Outdoor Cat Care
Outdoor or indoor? Many cat owners are unsure whether they should let their cats roam free or keep them inside the house. There are benefits and drawbacks to both situations. Outdoor cats get more exercise, which makes them less likely to suffer from obesity and its accompanying health risks. However, cats who go outside are at greater risk for some diseases and medical conditions, as well as accidents and injuries from fights. Following is information to help you protect the cat that goes outside.
Cats are very susceptible to upper respiratory infections, caused by many different viruses. Some are as simple as “kitty colds” but others can cause serious life-long problems.
Feline Viral Rhinotracheitis and Calicivirus are two such serious viruses. They both cause primarily sneezing, coughing and draining eyes, but can lead to pneumonia. These diseases also tend to “hang on” in the cat’s system, hiding, waiting for the cats immune system to weaken so that they can recur. Prevention: Vaccinate yearly.
Panleukopenia in cats is more commonly known as “distemper” but is actually a parvovirus. This virus is one of the more serious we see. Panleukopenia causes severe vomiting and diarrhea and can be fatal if left untreated. Prevention: Vaccinate yearly.
Most everyone has heard of rabies and knows it is usually fatal. However, many people are unaware that if a household pet is suspected of rabies, everyone in the house must have a series of very expensive post exposure shots. Prevention: Vaccinate as directed.
Feline Leukemia is caused by a very clever little virus that attacks your cat in 2 ways: 1) It prevents the immune system from functioning properly so that your cat cannot fight off even simple diseases, and 2) It can cause cancer. This disease can lay dormant for quite a while in your cat’s system before emerging to cause full blown disease, however in the meantime, your cat will be exposing other cats to this fatal disease.

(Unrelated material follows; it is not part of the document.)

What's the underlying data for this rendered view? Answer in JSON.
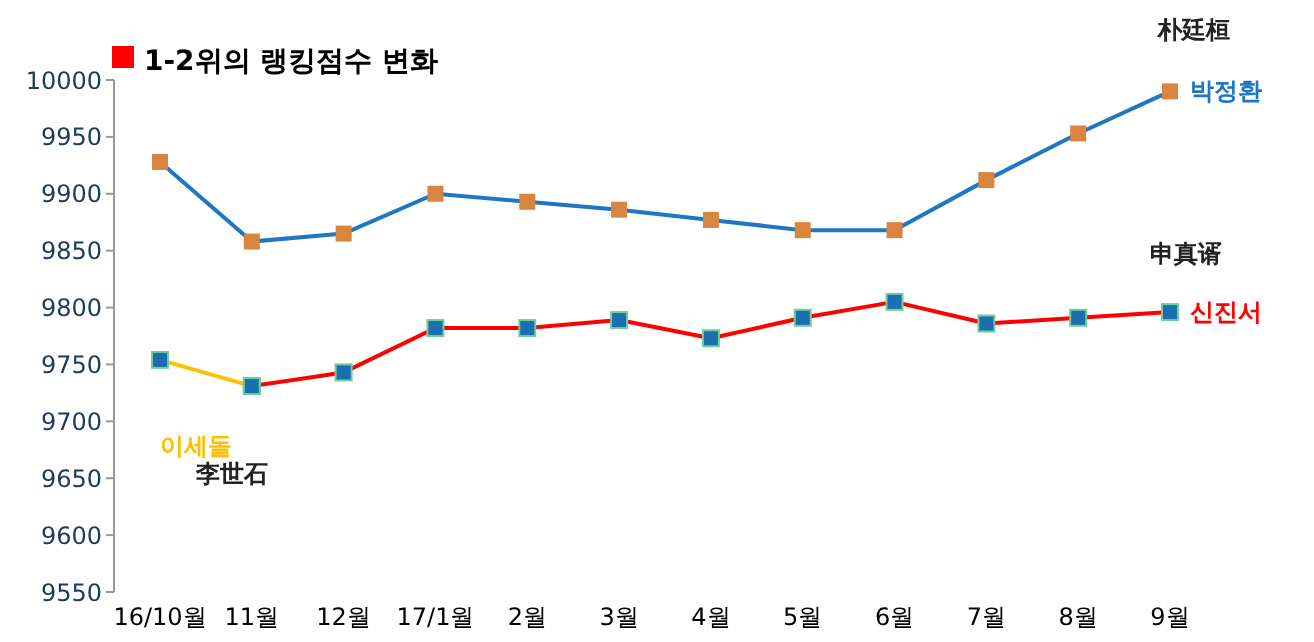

Prevention: Vaccinate annually.
One of the most frustrating parasites to deal with is the flea. Fleas are spread when your cat is in a location that has flea eggs or larvae, even if your cat never sees another animal. Treatment for your cat must be 3 consecutive months. Treatment for your home requires aggressively cleaning all areas of your home and treatment for the environment (your home and yard) must last 4-6 months. Prevention: Apply Revolution, Frontline or Advantage once monthly May through November. (See the Fleas and You! Article for more information.)
Earmites are another frustrating parasite that sets up residence within your cat’s ears causing irritation, excessive wax, and debris buildup. Earmites themselves are easily treated but the debris and wax that is left behind can be very difficult to get rid of and can lead to secondary bacterial infections. Prevention: Use Revolution monthly if your cat is exposed or potentially exposed to other cats.
Heartworm disease is not a common disease among cats in our area, but if your cat is infected it is a devastating disease. Heartworm is spread by mosquitoes and causes congestive heart failure and thromboembolisms that are fatal. Heartworm is extremely difficult and expensive to diagnose and treatment can be fatal. Prevention: Apply Revolution or give Feline Heartgard once a month June through November.
Intestinal parasites and worms can have serious human consequences as many can be passed onto humans causing many problems, including diarrhea and blindness. There are many different types of parasites and worms and are spread in different ways and consequently are treated with different medications. Intestinal worms can be spread through fecal-oral, fleas, and rodents. Parasites area most commonly spread fecal-oral. Intestinal worms and parasites either feed off your cat or steal nutrients your cat eats. They can cause vomiting, diarrhea, poor hair coat and anemia. Prevention: Apply Revoultion once monthly May through November and possible Droncit pills once every 1-3 months.
Though cats are very clever animals, they can get lost. Identification can help to safely return your cat to you. Tags come in all shapes and sizes and the safest collar to use is a “break away” collar that will come apart if it catches on something. But what happens then?
Microchips are a good safety plan. Microchips are implanted beneath the skin in between the shoulder blades and give your cat a permanent personal ID number. This number can be read at veterinary clinics and shelters with special scanners.
All pets in Iowa City are required to be licensed. Licenses can be obtained through Animal Services and Licensing and Adoption Center (356-5295) with a current rabies certificate (tags alone are not accepted).
Outdoor cats are at greater risk of many different problems simply because they have more exposure to them. Not every problem can be prevented. Accidents, viruses and other situations can be risky business to your cat’s health. But by being armed with knowledge and preventative care you can decrease the risks of the Big Outside.